Analysis
If You Come Softly by Jacqueline Woodson is a moving and utterly tragic story of interracial love. It explores the all-too-often painful, violent, and sometimes deadly experiences that arise when when two people of different races fall in love in a racist, intolerant society. High school students Ellie and Miah must deal with familial and societal pressure to not pursue their romantic affection for each other. From the beginning, Ellie sees the contradictions in her family's response to her feelings for Miah when she confides in her sister, Annie. Even though Annie faces disapproval from her mother for her lesbian relationship, she immediately begins advising that Ellie not be involved in an interracial relationship. In this conversation, Annie is unable to see how the unjust responses she faces from her mother about her relationship is being replicated in her response to Ellie. When Ellie and Miah begin spending public time together, they experience societal intolerance and rejection.
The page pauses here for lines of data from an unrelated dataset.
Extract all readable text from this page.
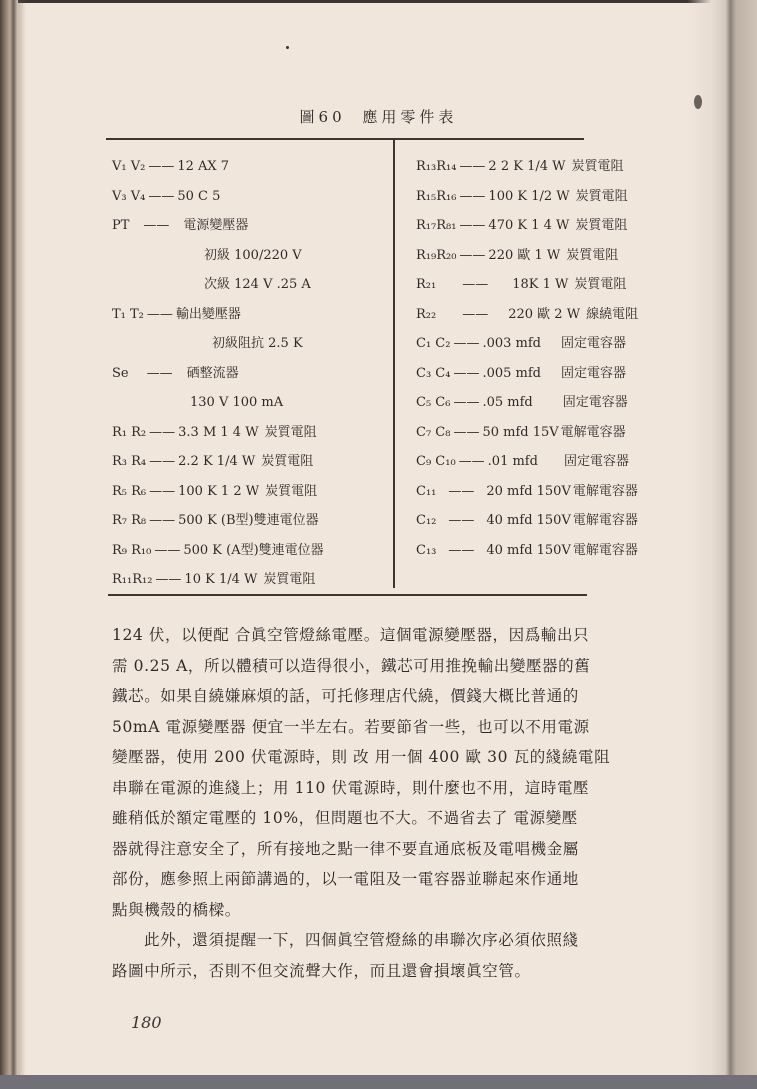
圖60 應用零件表
V₁ V₂ ——12 AX 7
V₃ V₄ —— 50 C 5
PT —— 電源變壓器
初級 100/220 V
次級 124 V .25 A
T₁ T₂ —— 輸出變壓器
初級阻抗 2.5 K
Se —— 硒整流器
130 V 100 mA
R₁ R₂ —— 3.3 M 1 4 W 炭質電阻
R₃ R₄ —— 2.2 K 1/4 W 炭質電阻
R₅ R₆ —— 100 K 1 2 W 炭質電阻
R₇ R₈ —— 500 K (B型)雙連電位器
R₉ R₁₀ —— 500 K (A型)雙連電位器
R₁₁R₁₂ —— 10 K 1/4 W 炭質電阻
R₁₃R₁₄ —— 2 2 K 1/4 W 炭質電阻
R₁₅R₁₆ —— 100 K 1/2 W 炭質電阻
R₁₇R₈₁ —— 470 K 1 4 W 炭質電阻
R₁₉R₂₀ —— 220 歐 1 W 炭質電阻
R₂₁ —— 18K 1 W 炭質電阻
R₂₂ —— 220 歐 2 W 線繞電阻
C₁ C₂ —— .003 mfd 固定電容器
C₃ C₄ —— .005 mfd 固定電容器
C₅ C₆ —— .05 mfd 固定電容器
C₇ C₈ —— 50 mfd 15V 電解電容器
C₉ C₁₀ —— .01 mfd 固定電容器
C₁₁ —— 20 mfd 150V 電解電容器
C₁₂ —— 40 mfd 150V 電解電容器
C₁₃ —— 40 mfd 150V 電解電容器

124 伏，以便配 合眞空管燈絲電壓。這個電源變壓器，因爲輸出只
需 0.25 A，所以體積可以造得很小，鐵芯可用推挽輸出變壓器的舊
鐵芯。如果自繞嫌麻煩的話，可托修理店代繞，價錢大概比普通的
50mA 電源變壓器 便宜一半左右。若要節省一些，也可以不用電源
變壓器，使用 200 伏電源時，則 改 用一個 400 歐 30 瓦的綫繞電阻
串聯在電源的進綫上；用 110 伏電源時，則什麼也不用，這時電壓
雖稍低於額定電壓的 10%，但問題也不大。不過省去了 電源變壓
器就得注意安全了，所有接地之點一律不要直通底板及電唱機金屬
部份，應參照上兩節講過的，以一電阻及一電容器並聯起來作通地
點與機殼的橋樑。

此外，還須提醒一下，四個眞空管燈絲的串聯次序必須依照綫
路圖中所示，否則不但交流聲大作，而且還會損壞眞空管。

180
Random white people in public respond to Ellie and Miah's relationship with a sense of fear for Ellie because of her proximity to Miah. Miah must deal with the horrible racist assumptions that he is dangerous because he is black. The two must also face a group of aggressive white peers who shout racist slurs as the two attempt to spend time together. While Miah's mother greets Ellie's presence in Miah's life with warmth and welcome, Ellie is unsure that her family will extend the same warmth to Miah. As such, she hesitates to introduce him to them. Tragically, she is never able to introduce Miah to her family, because a racist white cop shoots Miah dead. The police are in pursuit of someone who happens to be black, and upon seeing Miah running jubilantly through the snow, they kill him.
This novel is an absolutely powerful and necessary book for everyone, especially white people living in this country, to read. Police consistently shoot unarmed black people to death in this country on a horrifically regular basis. Teenage black boys are routinely shot to death—many of them unarmed and running away from police in fear for their lives. It is common for white society to defend the police in these instances. For example, when Mike Brown, 18 years old, was shot dead by police in 2014 with his hands in the air, the narrative in much of white America, and on many news stations, was to challenge that he must have done something because he was being pursued by police. Mike Brown was unarmed and had his hands in his air. The cop who killed him was not convicted of a crime, and a crowd funding site even raised over $750,000 in support of him. In a more recent example, black youth Antwon Rose, aged 17, was murdered by Pittsburgh police on June 19th, 2018, as he was running away—back turned, unarmed. If You Come Softly is a tragic novel because the story is inherently sad, and it is a tragic novel because the story is completely applicable to our current reality.